Um grupo de influentes conselheiros alvinegros tem cobrado mais ousadia da diretoria do Botafogo, o que me parece salutar.

Respeitam a política “pés no chão” implantada pelo presidente Carlos Eduardo Pereira após o desastroso segundo mandato de Maurício Assumpção.

E consideram coerente que o recém-empossado Nelson Mufarrej reze pela mesma cartilha, uma vez que se trata de um integrante do mesmo grupo político.

Mesmo assim, estes conselheiros exigem um pouco mais de coragem da administração, lembrando que o clube não pode se apequenar no difícil momento.

Resumindo: consideram estrategicamente importante a contratação de um jogador de primeira linha, um ícone com potencial de se tornar ídolo.
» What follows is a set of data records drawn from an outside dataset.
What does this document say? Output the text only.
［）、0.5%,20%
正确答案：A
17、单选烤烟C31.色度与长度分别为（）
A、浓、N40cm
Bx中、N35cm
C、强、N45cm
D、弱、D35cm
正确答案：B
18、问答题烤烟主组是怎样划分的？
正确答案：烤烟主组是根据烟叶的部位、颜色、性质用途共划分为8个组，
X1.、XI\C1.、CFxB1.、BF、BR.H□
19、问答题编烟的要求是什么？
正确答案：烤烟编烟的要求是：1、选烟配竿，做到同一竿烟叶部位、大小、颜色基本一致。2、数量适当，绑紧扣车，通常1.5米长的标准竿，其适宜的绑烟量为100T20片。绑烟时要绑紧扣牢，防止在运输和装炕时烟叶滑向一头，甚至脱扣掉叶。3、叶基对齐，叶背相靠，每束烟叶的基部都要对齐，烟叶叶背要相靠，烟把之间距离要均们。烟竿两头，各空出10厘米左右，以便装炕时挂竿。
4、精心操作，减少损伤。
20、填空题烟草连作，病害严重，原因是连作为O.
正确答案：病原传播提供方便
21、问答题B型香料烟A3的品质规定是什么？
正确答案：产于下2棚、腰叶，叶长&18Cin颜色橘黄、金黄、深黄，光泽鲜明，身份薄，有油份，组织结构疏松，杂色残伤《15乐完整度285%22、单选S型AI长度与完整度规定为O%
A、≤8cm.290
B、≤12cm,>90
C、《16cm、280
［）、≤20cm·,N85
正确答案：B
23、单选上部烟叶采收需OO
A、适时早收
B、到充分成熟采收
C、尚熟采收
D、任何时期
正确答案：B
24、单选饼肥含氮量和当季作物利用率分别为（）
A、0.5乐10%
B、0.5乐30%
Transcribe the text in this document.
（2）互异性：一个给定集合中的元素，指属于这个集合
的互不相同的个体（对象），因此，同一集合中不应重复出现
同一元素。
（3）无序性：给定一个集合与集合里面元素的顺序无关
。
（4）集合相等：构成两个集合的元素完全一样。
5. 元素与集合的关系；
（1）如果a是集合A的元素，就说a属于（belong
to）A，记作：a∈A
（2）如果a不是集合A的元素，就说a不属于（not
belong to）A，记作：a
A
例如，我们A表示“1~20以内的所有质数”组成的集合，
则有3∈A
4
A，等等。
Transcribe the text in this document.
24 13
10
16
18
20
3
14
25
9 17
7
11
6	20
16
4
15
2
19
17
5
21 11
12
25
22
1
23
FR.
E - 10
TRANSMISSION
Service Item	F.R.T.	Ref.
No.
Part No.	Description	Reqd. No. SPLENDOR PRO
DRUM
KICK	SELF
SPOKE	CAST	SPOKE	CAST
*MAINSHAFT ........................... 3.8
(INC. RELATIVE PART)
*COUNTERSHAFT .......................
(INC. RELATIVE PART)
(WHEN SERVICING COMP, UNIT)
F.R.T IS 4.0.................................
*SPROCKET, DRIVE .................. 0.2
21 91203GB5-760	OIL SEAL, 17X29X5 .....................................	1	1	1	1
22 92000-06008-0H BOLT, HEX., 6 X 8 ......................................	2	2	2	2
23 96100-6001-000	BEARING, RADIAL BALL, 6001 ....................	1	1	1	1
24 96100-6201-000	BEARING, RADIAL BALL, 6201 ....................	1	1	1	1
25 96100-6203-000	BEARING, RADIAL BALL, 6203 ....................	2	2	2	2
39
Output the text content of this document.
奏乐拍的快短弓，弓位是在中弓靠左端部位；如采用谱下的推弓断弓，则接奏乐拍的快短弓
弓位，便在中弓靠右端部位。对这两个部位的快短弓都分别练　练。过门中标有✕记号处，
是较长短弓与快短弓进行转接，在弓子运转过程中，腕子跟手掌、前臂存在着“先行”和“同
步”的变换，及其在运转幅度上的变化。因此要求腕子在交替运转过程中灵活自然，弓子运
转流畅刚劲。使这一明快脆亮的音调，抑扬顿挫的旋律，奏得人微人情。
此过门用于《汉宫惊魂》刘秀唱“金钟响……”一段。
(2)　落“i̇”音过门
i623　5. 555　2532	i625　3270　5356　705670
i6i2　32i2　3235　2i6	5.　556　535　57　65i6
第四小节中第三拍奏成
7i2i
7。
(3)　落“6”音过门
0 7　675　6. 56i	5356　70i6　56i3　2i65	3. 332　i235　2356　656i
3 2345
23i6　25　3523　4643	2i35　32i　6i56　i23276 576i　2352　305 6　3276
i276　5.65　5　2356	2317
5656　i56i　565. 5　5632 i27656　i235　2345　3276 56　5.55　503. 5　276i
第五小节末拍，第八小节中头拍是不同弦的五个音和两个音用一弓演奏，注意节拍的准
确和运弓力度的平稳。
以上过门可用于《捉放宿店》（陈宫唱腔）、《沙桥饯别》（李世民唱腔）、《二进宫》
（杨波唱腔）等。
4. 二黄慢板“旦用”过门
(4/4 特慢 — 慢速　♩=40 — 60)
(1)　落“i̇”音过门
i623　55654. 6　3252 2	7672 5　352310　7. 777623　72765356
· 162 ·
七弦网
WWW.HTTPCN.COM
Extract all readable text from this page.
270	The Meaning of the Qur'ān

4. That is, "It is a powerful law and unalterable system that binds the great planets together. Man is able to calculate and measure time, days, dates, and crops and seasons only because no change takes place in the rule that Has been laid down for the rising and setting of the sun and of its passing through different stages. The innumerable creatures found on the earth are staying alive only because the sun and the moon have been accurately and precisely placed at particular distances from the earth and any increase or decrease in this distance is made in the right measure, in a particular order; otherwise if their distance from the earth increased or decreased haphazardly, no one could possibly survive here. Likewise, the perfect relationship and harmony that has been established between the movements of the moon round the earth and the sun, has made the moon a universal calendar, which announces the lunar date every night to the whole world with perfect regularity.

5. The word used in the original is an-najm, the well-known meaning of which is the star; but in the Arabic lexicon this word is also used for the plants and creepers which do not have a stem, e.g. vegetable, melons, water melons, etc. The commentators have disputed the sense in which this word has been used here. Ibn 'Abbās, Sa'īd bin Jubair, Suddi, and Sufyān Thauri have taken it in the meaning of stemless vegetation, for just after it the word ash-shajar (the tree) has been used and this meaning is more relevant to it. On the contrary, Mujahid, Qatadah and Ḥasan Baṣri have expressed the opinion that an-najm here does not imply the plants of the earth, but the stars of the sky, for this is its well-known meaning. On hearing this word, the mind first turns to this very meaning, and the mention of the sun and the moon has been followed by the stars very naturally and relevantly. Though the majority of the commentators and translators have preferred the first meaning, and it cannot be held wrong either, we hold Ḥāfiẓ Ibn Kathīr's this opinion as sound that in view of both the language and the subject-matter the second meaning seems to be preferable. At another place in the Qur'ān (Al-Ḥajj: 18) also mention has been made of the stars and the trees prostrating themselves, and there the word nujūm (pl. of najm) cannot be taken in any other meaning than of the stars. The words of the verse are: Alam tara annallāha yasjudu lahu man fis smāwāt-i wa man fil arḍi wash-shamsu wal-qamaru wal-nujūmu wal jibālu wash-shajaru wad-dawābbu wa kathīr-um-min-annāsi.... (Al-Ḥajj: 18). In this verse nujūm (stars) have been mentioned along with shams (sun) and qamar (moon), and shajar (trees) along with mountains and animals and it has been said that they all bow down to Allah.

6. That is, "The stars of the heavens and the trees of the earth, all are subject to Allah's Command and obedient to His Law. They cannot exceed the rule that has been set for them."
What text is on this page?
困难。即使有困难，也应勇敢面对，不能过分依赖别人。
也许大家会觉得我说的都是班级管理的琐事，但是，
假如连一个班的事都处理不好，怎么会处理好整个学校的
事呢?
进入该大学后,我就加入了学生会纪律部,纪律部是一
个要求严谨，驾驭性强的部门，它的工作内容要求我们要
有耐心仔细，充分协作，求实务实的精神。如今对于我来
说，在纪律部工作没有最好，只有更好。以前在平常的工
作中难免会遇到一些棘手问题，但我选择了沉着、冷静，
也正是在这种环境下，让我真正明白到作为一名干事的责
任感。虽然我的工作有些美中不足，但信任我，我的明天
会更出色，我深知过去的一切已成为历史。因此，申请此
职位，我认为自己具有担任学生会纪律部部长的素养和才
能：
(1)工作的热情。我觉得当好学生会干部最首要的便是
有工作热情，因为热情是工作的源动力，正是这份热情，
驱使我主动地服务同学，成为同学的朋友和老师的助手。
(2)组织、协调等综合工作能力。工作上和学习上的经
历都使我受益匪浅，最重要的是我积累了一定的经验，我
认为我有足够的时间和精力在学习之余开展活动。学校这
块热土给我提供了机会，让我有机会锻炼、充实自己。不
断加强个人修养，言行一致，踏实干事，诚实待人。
É um movimento silencioso, interno, mas que pode dar ao Botafogo um sopro de esperança para a difícil temporada que terá de cumprir.

Falam em ajudar no trabalho de convencimento e até a pagar os salários, completando uma parte da remuneração do jogador.

Mas, quem?

Pensou-se em Paulo Henrique Ganso, hipótese, por ora, descartada.

Chegou-se então à conclusão de que o melhor será aguardar as primeiras semanas de trabalho de Alberto Valentim, até que ele mapeie as maiores carências.

O técnico tem a incumbência de aproveitar os jovens das divisões de base que vêm se destacando nos times montados por Eduardo Barroca.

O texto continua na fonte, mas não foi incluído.